By shifting the conversation from speculation to structured inquiry, this work invites the psychometric community to reexamine its instruments, its assumptions, and its capacity to measure outliers—not only at the population mean, but at the farthest edges of human potential.
Modern intelligence testing, including widely adopted tools such as the Wechsler Adult Intelligence Scale (WAIS) and the Stanford-Binet Intelligence Scales, is known to suffer from ceiling effects. These tests are generally normed to differentiate individuals within two to three standard deviations from the mean and become statistically unreliable in the profoundly gifted range. Dr. Kim’s reported score—276, based on a standard deviation of 24—extends far beyond the statistical range of conventional assessments and has therefore required a distinct methodological approach to evaluate its plausibility.
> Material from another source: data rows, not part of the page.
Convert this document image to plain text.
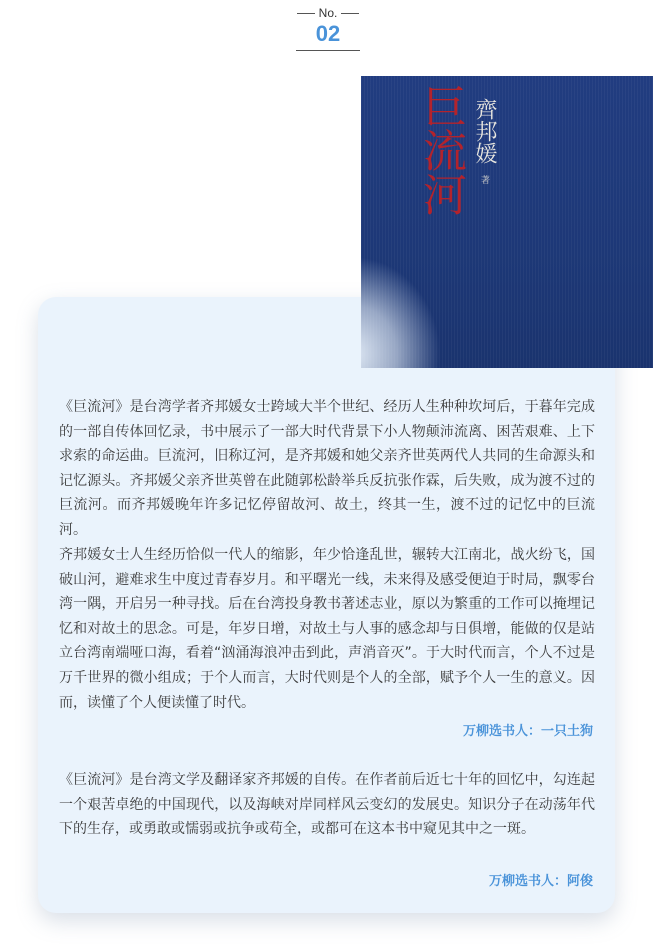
No.
02
巨流河 齊邦媛
著

《巨流河》是台湾学者齐邦媛女士跨域大半个世纪、经历人生种种坎坷后，于暮年完成的一部自传体回忆录，书中展示了一部大时代背景下小人物颠沛流离、困苦艰难、上下求索的命运曲。巨流河，旧称辽河，是齐邦媛和她父亲齐世英两代人共同的生命源头和记忆源头。齐邦媛父亲齐世英曾在此随郭松龄举兵反抗张作霖，后失败，成为渡不过的巨流河。而齐邦媛晚年许多记忆停留故河、故土，终其一生，渡不过的记忆中的巨流河。

齐邦媛女士人生经历恰似一代人的缩影，年少恰逢乱世，辗转大江南北，战火纷飞，国破山河，避难求生中度过青春岁月。和平曙光一线，未来得及感受便迫于时局，飘零台湾一隅，开启另一种寻找。后在台湾投身教书著述志业，原以为繁重的工作可以掩埋记忆和对故土的思念。可是，年岁日增，对故土与人事的感念却与日俱增，能做的仅是站立台湾南端哑口海，看着“汹涌海浪冲击到此，声消音灭”。于大时代而言，个人不过是万千世界的微小组成；于个人而言，大时代则是个人的全部，赋予个人一生的意义。因而，读懂了个人便读懂了时代。

万柳选书人：一只土狗

《巨流河》是台湾文学及翻译家齐邦媛的自传。在作者前后近七十年的回忆中，勾连起一个艰苦卓绝的中国现代，以及海峡对岸同样风云变幻的发展史。知识分子在动荡年代下的生存，或勇敢或懦弱或抗争或苟全，或都可在这本书中窥见其中之一斑。

万柳选书人：阿俊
To address this challenge, the paper proposes a four-pronged psychometric validation framework: (1) multi-instrument corroboration, integrating both mainstream clinical tests and high-range intelligence assessments; (2) advanced statistical modeling, including extrapolation based on the WISC-V Extended Norms and analysis of standard error margins; (3) g-loading analysis, examining the extent to which the observed performance reflects general intelligence (g) rather than specialized ability or test-specific variance; and (4) theoretical contextualization, positioning the results within established frameworks in cognitive neuroscience and individual differences research.
Rather than relying on a single instrument or theoretical assumption, the study combines empirical evidence and normative modeling to construct a rare yet internally coherent case for an ultra-extreme cognitive profile. The author argues that dismissing such a score outright due to its rarity or the limitations of standard tests reflects a methodological blind spot in the field, and instead calls for psychometric tools that can meaningfully address the full range of human cognitive variance—including the far extreme right tail of the distribution.
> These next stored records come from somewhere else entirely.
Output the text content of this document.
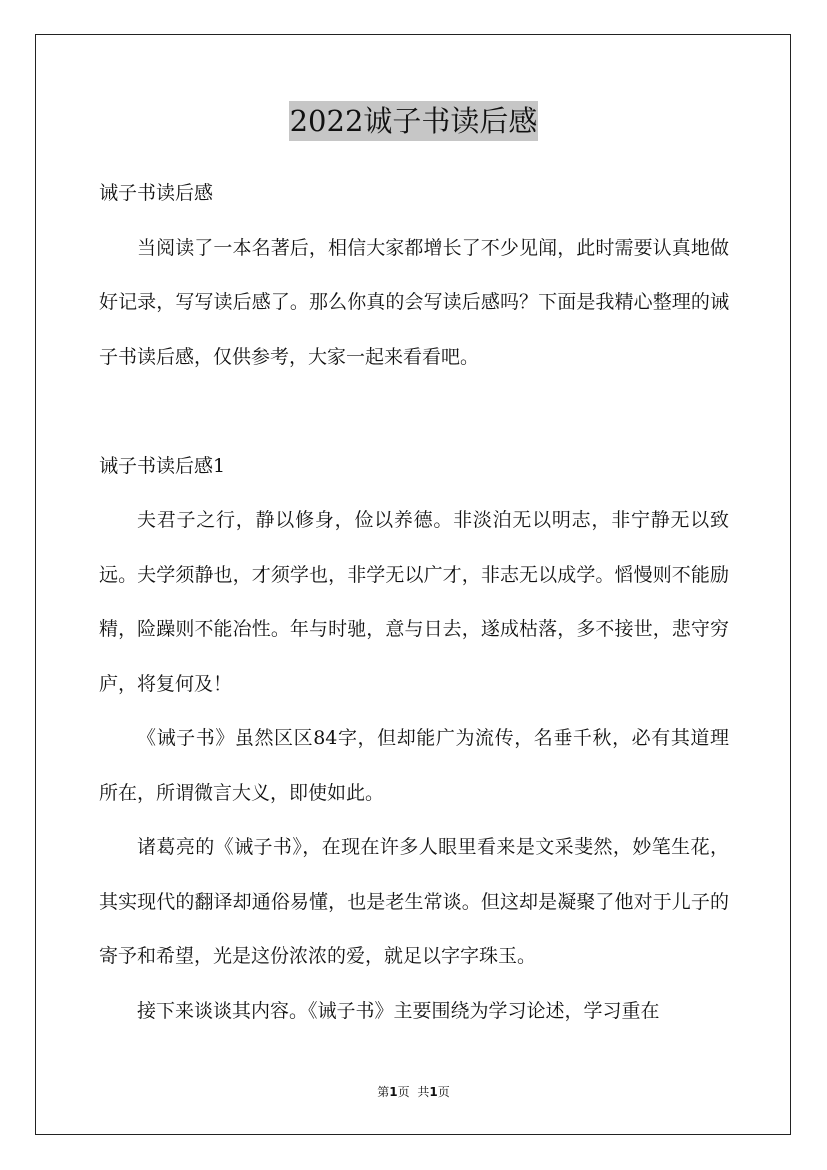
2022诚子书读后感

诫子书读后感

当阅读了一本名著后，相信大家都增长了不少见闻，此时需要认真地做好记录，写写读后感了。那么你真的会写读后感吗？下面是我精心整理的诫子书读后感，仅供参考，大家一起来看看吧。

诫子书读后感1

夫君子之行，静以修身，俭以养德。非淡泊无以明志，非宁静无以致远。夫学须静也，才须学也，非学无以广才，非志无以成学。慆慢则不能励精，险躁则不能冶性。年与时驰，意与日去，遂成枯落，多不接世，悲守穷庐，将复何及！

《诫子书》虽然区区84字，但却能广为流传，名垂千秋，必有其道理所在，所谓微言大义，即使如此。

诸葛亮的《诫子书》，在现在许多人眼里看来是文采斐然，妙笔生花，其实现代的翻译却通俗易懂，也是老生常谈。但这却是凝聚了他对于儿子的寄予和希望，光是这份浓浓的爱，就足以字字珠玉。

接下来谈谈其内容。《诫子书》主要围绕为学习论述，学习重在

第1页 共1页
The preprint is hosted on Zenodo, an internationally respected open-access research repository developed and operated by CERN (the European Organization for Nuclear Research)—one of the world’s most prestigious scientific institutions and home of the Large Hadron Collider. Zenodo is also supported by the European Union through the OpenAIRE program, under the Horizon 2020 and Horizon Europe research and innovation frameworks. As an EU-funded infrastructure, Zenodo plays a central role in promoting Open Science, ensuring that all publicly funded research remains freely accessible, permanently archived, and globally citable. Each submission is assigned a CrossRef DOI and indexed by major databases such as Google Scholar and OpenAIRE Explore, guaranteeing long-term academic discoverability.
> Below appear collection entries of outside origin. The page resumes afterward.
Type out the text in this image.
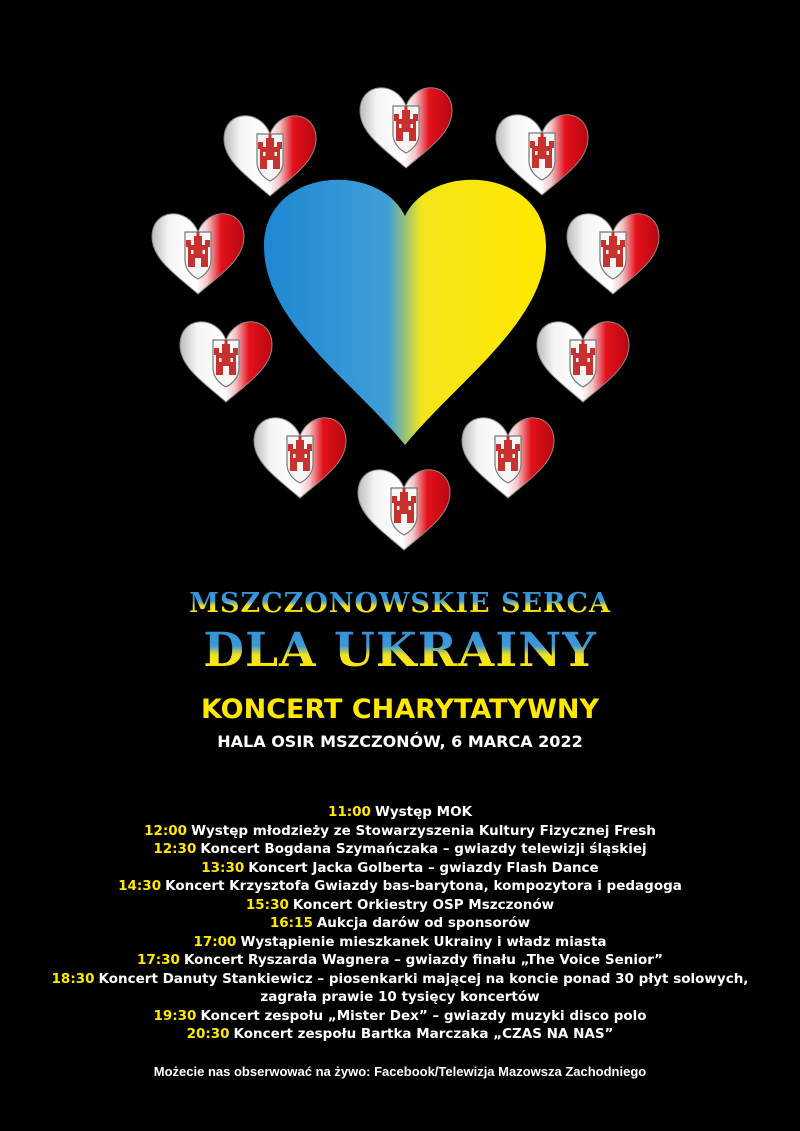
MSZCZONOWSKIE SERCA
DLA UKRAINY
KONCERT CHARYTATYWNY
HALA OSIR MSZCZONÓW, 6 MARCA 2022
11:00 Występ MOK
12:00 Występ młodzieży ze Stowarzyszenia Kultury Fizycznej Fresh
12:30 Koncert Bogdana Szymańczaka – gwiazdy telewizji śląskiej
13:30 Koncert Jacka Golberta – gwiazdy Flash Dance
14:30 Koncert Krzysztofa Gwiazdy bas-barytona, kompozytora i pedagoga
15:30 Koncert Orkiestry OSP Mszczonów
16:15 Aukcja darów od sponsorów
17:00 Wystąpienie mieszkanek Ukrainy i władz miasta
17:30 Koncert Ryszarda Wagnera – gwiazdy finału „The Voice Senior”
18:30 Koncert Danuty Stankiewicz – piosenkarki mającej na koncie ponad 30 płyt solowych,
zagrała prawie 10 tysięcy koncertów
19:30 Koncert zespołu „Mister Dex” – gwiazdy muzyki disco polo
20:30 Koncert zespołu Bartka Marczaka „CZAS NA NAS”
Możecie nas obserwować na żywo: Facebook/Telewizja Mazowsza Zachodniego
The full text of the preprint is now publicly accessible at:
https://doi.org/10.5281/zenodo.16674314
This publication represents the first formal scientific record of the IQ 276 claim and may serve as a reference point in future discussions on the evaluation of extraordinary intellectual ability. Whether or not the broader scientific community accepts the conclusions of this framework, the preprint sets a precedent for how extreme cognitive scores might be assessed—not through dismissal or anecdote, but through transparent, statistically grounded, and methodologically replicable analysis.
By shifting the conversation from speculation to structured inquiry, this work invites the psychometric community to reexamine its instruments, its assumptions, and its capacity to measure outliers—not only at the population mean, but at the farthest edges of human potential.